Tag: corp-comms

  • What Separates Elite Communicators From Everyone Else

    What Separates Elite Communicators From Everyone Else

    Over the past thirty-odd years, I’ve worked alongside some of the world’s top communications professionals in just about every setting imaginable — from big, Mad Men–style agencies to small, tech-focused boutiques to some of the world’s largest and most iconic companies. The clients change. The people change. But the qualities that define great communicators don’t. What stands out among the best of the best is a shared DNA in how they operate. 

    I’m not talking about people who are good on stage. I’m talking about people who shape how institutions are understood.

    The brains and guts of the strongest comms pros are different than most people in their organizations. They live inside the company but see it from the outside: through the eyes of journalists, analysts, competitors, customers, regulators, and critics. 

    The qualities they possess are observable. And once you’ve seen them at work, they’re hard to unsee.

    Perception: How They See

    1. They see trends and signals earlier than others

    They have better pattern recognition. They notice weak signals before they harden into headlines. While others are reacting to what’s already obvious, elite communicators are tracking the edges — the anomalies, the shifts in tone, the unexpected adjacencies. They see the trend before the trend report.

    2. They have an innate sense of signal versus noise

    They know what will trend versus what will be a blip. They can distinguish between genuine inflection points and temporary turbulence. They weight information instinctively, understanding context, source credibility, and momentum. In an age of infinite information, this filtering capacity is worth its weight in gold. 

    3. They are news junkies

    It’s a compulsion. They read, watch, and listen to everything they can. Fiction, non-fiction, news, gossip…doesn’t matter. They can’t turn it off. They cannot help but consume, connect, and contextualize.

    4. They are deeply engaged with their organization’s community

    They know influence requires proximity. They spend time with the people they speak for and about, learning the context, the language, the tensions, and the unwritten rules. They connect people who should know each other and ideas that are complementary. 

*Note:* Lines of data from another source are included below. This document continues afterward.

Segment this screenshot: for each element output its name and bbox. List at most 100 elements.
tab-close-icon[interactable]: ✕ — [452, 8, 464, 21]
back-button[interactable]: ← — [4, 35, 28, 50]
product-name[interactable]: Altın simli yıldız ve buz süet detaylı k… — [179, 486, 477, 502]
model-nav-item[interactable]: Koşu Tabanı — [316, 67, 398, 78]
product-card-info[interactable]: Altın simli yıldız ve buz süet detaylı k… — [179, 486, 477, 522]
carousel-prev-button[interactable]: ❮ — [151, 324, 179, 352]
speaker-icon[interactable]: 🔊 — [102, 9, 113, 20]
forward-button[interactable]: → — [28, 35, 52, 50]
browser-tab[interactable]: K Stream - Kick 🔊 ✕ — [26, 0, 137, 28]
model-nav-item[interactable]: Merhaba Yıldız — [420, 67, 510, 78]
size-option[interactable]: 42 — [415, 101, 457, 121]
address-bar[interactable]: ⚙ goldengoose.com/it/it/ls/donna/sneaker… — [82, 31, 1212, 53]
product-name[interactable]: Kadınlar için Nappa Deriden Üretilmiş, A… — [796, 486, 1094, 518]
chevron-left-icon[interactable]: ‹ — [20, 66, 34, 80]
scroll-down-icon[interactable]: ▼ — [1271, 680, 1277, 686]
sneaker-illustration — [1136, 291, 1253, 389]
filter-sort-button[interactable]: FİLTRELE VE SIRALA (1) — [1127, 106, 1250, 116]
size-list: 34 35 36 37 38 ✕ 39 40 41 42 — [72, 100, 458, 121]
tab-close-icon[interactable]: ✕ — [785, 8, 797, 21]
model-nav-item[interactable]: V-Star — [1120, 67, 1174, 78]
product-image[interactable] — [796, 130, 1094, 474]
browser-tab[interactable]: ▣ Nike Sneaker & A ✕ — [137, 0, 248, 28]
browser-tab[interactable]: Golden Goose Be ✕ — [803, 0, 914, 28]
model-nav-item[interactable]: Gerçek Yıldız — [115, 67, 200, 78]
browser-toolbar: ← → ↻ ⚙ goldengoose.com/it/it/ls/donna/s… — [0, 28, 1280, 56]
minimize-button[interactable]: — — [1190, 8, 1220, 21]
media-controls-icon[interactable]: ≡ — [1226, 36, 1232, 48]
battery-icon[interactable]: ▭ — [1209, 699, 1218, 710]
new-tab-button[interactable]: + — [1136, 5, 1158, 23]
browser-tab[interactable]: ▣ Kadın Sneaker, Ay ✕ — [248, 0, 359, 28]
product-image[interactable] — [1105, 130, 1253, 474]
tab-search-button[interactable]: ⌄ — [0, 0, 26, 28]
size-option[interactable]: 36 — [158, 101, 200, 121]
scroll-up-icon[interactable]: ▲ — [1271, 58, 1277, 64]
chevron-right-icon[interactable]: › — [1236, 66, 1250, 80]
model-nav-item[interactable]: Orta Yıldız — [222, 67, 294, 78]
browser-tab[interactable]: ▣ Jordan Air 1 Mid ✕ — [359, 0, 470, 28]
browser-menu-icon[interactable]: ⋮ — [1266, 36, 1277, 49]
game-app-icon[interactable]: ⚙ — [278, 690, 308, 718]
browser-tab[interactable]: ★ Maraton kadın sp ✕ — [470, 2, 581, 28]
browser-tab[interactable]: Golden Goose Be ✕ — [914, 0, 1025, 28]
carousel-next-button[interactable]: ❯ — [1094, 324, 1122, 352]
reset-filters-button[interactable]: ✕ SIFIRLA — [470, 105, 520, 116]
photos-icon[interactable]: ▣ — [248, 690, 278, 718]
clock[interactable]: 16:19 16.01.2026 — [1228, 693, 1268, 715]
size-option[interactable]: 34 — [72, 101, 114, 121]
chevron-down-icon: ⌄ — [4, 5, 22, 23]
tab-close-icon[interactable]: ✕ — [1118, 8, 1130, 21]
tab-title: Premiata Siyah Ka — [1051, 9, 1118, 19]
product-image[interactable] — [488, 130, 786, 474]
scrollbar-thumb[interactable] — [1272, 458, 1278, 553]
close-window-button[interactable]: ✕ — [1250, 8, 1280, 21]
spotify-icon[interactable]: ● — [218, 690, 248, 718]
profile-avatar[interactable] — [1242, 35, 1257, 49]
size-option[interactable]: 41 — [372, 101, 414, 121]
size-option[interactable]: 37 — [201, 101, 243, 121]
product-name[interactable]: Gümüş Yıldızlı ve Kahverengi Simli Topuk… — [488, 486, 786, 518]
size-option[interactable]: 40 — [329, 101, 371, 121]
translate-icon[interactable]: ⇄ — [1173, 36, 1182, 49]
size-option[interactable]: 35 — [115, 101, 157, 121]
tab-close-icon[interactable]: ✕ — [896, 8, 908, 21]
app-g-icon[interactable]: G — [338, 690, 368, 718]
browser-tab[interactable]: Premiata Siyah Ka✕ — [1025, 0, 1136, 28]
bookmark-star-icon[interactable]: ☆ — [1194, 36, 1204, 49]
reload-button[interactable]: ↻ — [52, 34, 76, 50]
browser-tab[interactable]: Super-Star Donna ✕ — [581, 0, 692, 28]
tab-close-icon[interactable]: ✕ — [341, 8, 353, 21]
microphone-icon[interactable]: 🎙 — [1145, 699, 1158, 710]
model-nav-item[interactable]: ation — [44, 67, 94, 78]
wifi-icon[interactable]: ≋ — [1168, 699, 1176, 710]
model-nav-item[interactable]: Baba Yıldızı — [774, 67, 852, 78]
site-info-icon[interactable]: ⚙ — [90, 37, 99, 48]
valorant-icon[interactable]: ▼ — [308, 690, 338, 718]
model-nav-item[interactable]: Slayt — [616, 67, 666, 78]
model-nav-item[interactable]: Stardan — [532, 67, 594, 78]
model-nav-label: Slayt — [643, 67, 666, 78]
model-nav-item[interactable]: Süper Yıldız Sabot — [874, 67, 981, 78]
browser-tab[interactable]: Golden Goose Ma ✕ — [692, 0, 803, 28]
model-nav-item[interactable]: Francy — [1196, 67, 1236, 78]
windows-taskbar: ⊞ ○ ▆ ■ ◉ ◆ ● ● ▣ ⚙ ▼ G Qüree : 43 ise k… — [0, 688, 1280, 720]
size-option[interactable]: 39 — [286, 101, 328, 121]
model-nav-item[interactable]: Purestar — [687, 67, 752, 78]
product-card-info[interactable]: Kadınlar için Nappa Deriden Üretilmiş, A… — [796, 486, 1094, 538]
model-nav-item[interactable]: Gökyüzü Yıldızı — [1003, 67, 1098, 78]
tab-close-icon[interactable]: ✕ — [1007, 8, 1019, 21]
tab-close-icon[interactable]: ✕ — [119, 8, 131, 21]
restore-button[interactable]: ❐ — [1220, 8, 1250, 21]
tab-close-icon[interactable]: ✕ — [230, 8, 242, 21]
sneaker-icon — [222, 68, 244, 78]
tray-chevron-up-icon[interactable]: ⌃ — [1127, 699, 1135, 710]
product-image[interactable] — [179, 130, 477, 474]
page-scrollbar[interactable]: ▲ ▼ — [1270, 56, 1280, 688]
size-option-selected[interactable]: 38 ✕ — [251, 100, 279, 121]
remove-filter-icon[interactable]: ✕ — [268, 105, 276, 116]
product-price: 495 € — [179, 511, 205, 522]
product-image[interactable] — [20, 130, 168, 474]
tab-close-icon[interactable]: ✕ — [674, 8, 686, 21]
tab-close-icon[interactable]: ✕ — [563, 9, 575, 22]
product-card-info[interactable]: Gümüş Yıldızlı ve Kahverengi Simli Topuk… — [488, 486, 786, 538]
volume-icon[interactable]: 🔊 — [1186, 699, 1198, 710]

    Synthesis: How They Think

    5. They make connections others struggle to find

    They are pathologically curious. They connect dinner conversation to market dynamics to historical precedent without trying. Their minds naturally cross-reference: a customer complaint reminds them of a competitive pattern, which recalls a regulatory shift, which suggests a narrative opportunity. Their knowledge base is unusually broad and weirdly interconnected.

    6. They think three steps after the action

    They don’t think in actions; they think in chains of consequence. If this story lands, what will it enable others to say next? They map the second-order and third-order effects while everyone else is still celebrating the first-order win. They see how today’s press release constrains next quarter’s positioning. They understand that every announcement is also an invitation — to competitors, to critics, to copycats — and they anticipate the response before sending the invitation.

    7. They operate effectively in ambiguity

    They’re comfortable in the fog. They counsel on limited information and instinct because complete data rarely exists.

    8. They see their organizations from the outside-in

    They are like human LIDAR, constantly scanning and absorbing signals. They look at the company as the outside world would, not employees. They can hold both “we believe in this company” and “here’s how a skeptical journalist will frame this” in their minds simultaneously. They are the organization’s common sense. 

    Narrative: How They Shape Meaning

    9. They write masterfully

    They know clear writing reflects clear thinking and clear strategy. They believe every word matters. They abhor corporate jargon and buzzwords. They can craft a compelling story in 160 characters or 5,000 words with equal skill.

    10. They are master storytellers

    They communicate in stories, not messages. They believe every organization has a Hollywood blockbuster waiting to get out. They understand story arcs, protagonists, villains. They read and watch and listen voraciously, constantly studying how great narratives actually work.

    Judgment & Restraint: How They Protect the Enterprise

    11. They are pessimistic optimists

    They are inherently paranoid while looking for the silver lining. They game out how things could go wrong. The joke that doesn’t land. The claim that gets challenged. The announcement that triggers the opposite reaction. That defensive imagination is what makes their optimism trustworthy.

    12. They remain calm under pressure

    They are the human behind “company spokesperson said.” When everything around them is hair-on-fire, they slow the room. They separate stress response from decision-making with eerie consistency. They know what matters, what can wait, and what absolutely must or cannot be said.